Comme son nom l'indique, ce personnage est celui qui tend à se coudre aux individualités, possédant, soit la célébrité, la réputation, ou même la simple notoriété.

Cette sorte de sigisbéisme naît quelquefois de la sympathie que l'on éprouve pour les œuvres d'un écrivain, et de l'attachement que vous inspire sa personne. Comme toute chose sincère, ce sentiment est alors honorable et mérite le respect, même dans ce que peut avoir d'outré, l'admiration caniche du caudataire désintéressé.

Le plus souvent aussi, ce n'est que l'exploitation réglée de l'orgueil légitime de ceux qui ont su se conquérir un nom, par la vanité ridicule de ceux qui ne s'appellent pas.

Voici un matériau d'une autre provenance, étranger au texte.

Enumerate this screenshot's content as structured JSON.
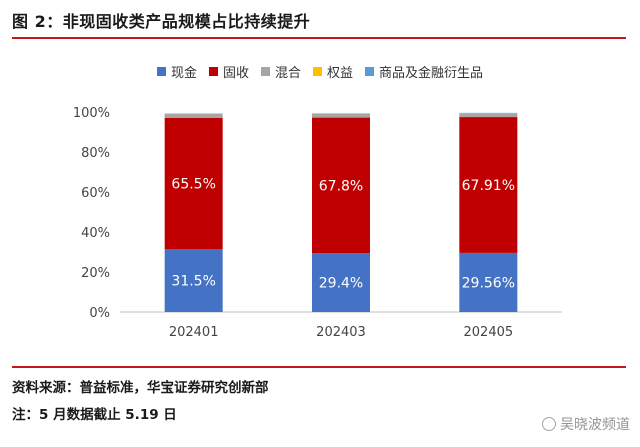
{
  "figure": {
    "title": "图 2：非现固收类产品规模占比持续提升",
    "source": "资料来源：普益标准，华宝证券研究创新部",
    "note": "注：5 月数据截止 5.19 日",
    "watermark": "吴晓波频道"
  },
  "colors": {
    "现金": "#4472c4",
    "固收": "#c00000",
    "混合": "#a5a5a5",
    "权益": "#ffc000",
    "商品及金融衍生品": "#5b9bd5",
    "rule": "#c4161c"
  },
  "chart_data": {
    "type": "bar",
    "stacked": true,
    "categories": [
      "202401",
      "202403",
      "202405"
    ],
    "series": [
      {
        "name": "现金",
        "values": [
          31.5,
          29.4,
          29.56
        ]
      },
      {
        "name": "固收",
        "values": [
          65.5,
          67.8,
          67.91
        ]
      },
      {
        "name": "混合",
        "values": [
          2.0,
          1.9,
          1.8
        ]
      },
      {
        "name": "权益",
        "values": [
          0.2,
          0.2,
          0.2
        ]
      },
      {
        "name": "商品及金融衍生品",
        "values": [
          0.1,
          0.1,
          0.1
        ]
      }
    ],
    "data_labels": {
      "现金": [
        "31.5%",
        "29.4%",
        "29.56%"
      ],
      "固收": [
        "65.5%",
        "67.8%",
        "67.91%"
      ]
    },
    "y_ticks": [
      "0%",
      "20%",
      "40%",
      "60%",
      "80%",
      "100%"
    ],
    "ylim": [
      0,
      100
    ],
    "legend_position": "top",
    "grid": false
  }
}
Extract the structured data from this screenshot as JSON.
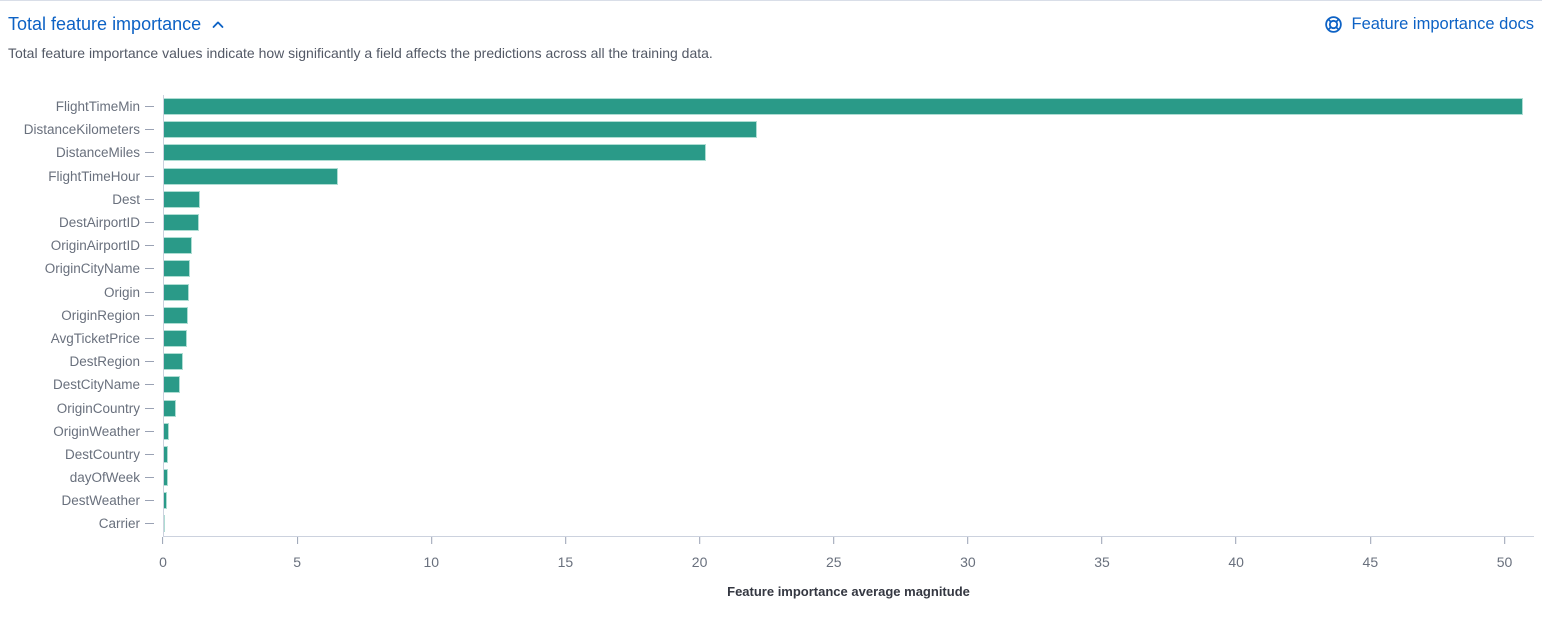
{
  "header": {
    "title": "Total feature importance",
    "docs_link_label": "Feature importance docs",
    "subtitle": "Total feature importance values indicate how significantly a field affects the predictions across all the training data."
  },
  "colors": {
    "link_blue": "#0d62c5",
    "bar_fill": "#2a9a88",
    "bar_stroke": "#aeddd3",
    "axis_line": "#ccd2de",
    "tick_mark": "#98a1b3",
    "axis_text": "#69707d",
    "subtitle_text": "#535966",
    "axis_title_text": "#343741"
  },
  "icons": {
    "collapse": "chevron-up-icon",
    "docs": "lifebuoy-help-icon"
  },
  "chart_data": {
    "type": "bar",
    "orientation": "horizontal",
    "title": "",
    "xlabel": "Feature importance average magnitude",
    "ylabel": "",
    "xlim": [
      0,
      51.1
    ],
    "xticks": [
      0,
      5,
      10,
      15,
      20,
      25,
      30,
      35,
      40,
      45,
      50
    ],
    "grid": false,
    "legend": false,
    "categories": [
      "FlightTimeMin",
      "DistanceKilometers",
      "DistanceMiles",
      "FlightTimeHour",
      "Dest",
      "DestAirportID",
      "OriginAirportID",
      "OriginCityName",
      "Origin",
      "OriginRegion",
      "AvgTicketPrice",
      "DestRegion",
      "DestCityName",
      "OriginCountry",
      "OriginWeather",
      "DestCountry",
      "dayOfWeek",
      "DestWeather",
      "Carrier"
    ],
    "values": [
      50.7,
      22.1,
      20.2,
      6.5,
      1.35,
      1.3,
      1.05,
      0.97,
      0.94,
      0.9,
      0.85,
      0.7,
      0.6,
      0.45,
      0.19,
      0.16,
      0.15,
      0.12,
      0.05
    ]
  }
}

Les millions en moins, le caudataire ressemble aux anciens rustauds de finance qui consentaient à vider l'humiliation à pleine tasse, et à verser les écus à plein sac, pour être aperçus du vulgaire, montant dans les carrosses des grands seigneurs. Le seul désir du caudataire est aussi de monter dans les carrosses de la renommée—ne fût-ce que par derrière.

Les romanciers en vogue, les auteurs dramatiques, rois de la coulisse, les journalistes en puissance de feuilleton ont leurs caudataires, et particulièrement les coupe-toujours de la critique, qui débitent la galette et le flanc de la réclame.

Le nombre des caudataires varie en proportion de la réputation ou de l'influence que peuvent exercer sur le public les célébrités des divers genres de littérature.

Les fonctions du caudataire sont purement honorifiques, mais en revanche elles sont fatigantes.—Cependant c'est une charge très-courue. On ne l'obtient pas du premier coup. Il faut faire une espèce de stage avant de devenir titulaire.

Plusieurs qualités sont requises pour être bon caudataire; comme au jeu des enfants: «Bonjour, maître, quel métier veux-tu être? Il faut, tire-li-faut d'abord n'être pas bon à autre chose, et avoir du temps à perdre.» Si le caudataire possède une opinion, il devra lui attacher une pierre au cou et la jeter dans l'endroit le plus profond de la Seine.